Universality of pseudogap and emergent order in lightly doped Mott insulators

Surprising observations in the evolution of electronic states in electron-doped iridates provide fresh insight into the melting of the Mott state and might lead to a fuller understanding of corresponding processes in copper-oxide superconductors. It is widely believed that high-temperature superconductivity in the cuprates emerges from doped Mott insulators 1 . When extra carriers are inserted into the parent state, the electrons become mobile but the strong correlations from the Mott state are thought to survive—inhomogeneous electronic order, a mysterious pseudogap and, eventually, superconductivity appear. How the insertion of dopant atoms drives this evolution is not known, nor is whether these phenomena are mere distractions specific to hole-doped cuprates or represent genuine physics of doped Mott insulators.
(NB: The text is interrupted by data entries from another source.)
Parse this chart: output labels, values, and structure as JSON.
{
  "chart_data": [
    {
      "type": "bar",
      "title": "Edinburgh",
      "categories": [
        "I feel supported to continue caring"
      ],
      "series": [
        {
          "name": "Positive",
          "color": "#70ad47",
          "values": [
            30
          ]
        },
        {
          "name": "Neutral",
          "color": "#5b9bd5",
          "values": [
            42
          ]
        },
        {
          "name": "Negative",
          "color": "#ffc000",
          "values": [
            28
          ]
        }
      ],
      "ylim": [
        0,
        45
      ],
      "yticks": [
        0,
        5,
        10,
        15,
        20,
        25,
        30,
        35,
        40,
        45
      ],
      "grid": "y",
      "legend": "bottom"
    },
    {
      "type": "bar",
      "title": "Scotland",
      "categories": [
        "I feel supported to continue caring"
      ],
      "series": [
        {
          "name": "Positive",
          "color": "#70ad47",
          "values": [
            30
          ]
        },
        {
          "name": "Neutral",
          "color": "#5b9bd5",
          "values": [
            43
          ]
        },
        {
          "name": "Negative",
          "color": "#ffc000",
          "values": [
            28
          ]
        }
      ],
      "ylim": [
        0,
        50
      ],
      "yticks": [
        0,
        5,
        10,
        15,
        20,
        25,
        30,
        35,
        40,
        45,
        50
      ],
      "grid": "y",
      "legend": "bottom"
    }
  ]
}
Here we visualize the evolution of the electronic states of (Sr 1− x La x ) 2 IrO 4 , which is an effective spin-1/2 Mott insulator like the cuprates, but is chemically radically different 2 , 3 . Using spectroscopic-imaging scanning tunnelling microscopy (SI-STM), we find that for a doping concentration of x ≈ 5%, an inhomogeneous, phase-separated state emerges, with the nucleation of pseudogap puddles around clusters of dopant atoms. Within these puddles, we observe the same iconic electronic order that is seen in underdoped cuprates 1 , 4 , 5 , 6 , 7 , 8 , 9 . We investigate the genesis of this state and find evidence at low doping for deeply trapped carriers, leading to fully gapped spectra, which abruptly collapse at a threshold of x ≈ 4%. Our results clarify the melting of the Mott state, and establish phase separation and electronic order as generic features of doped Mott insulators.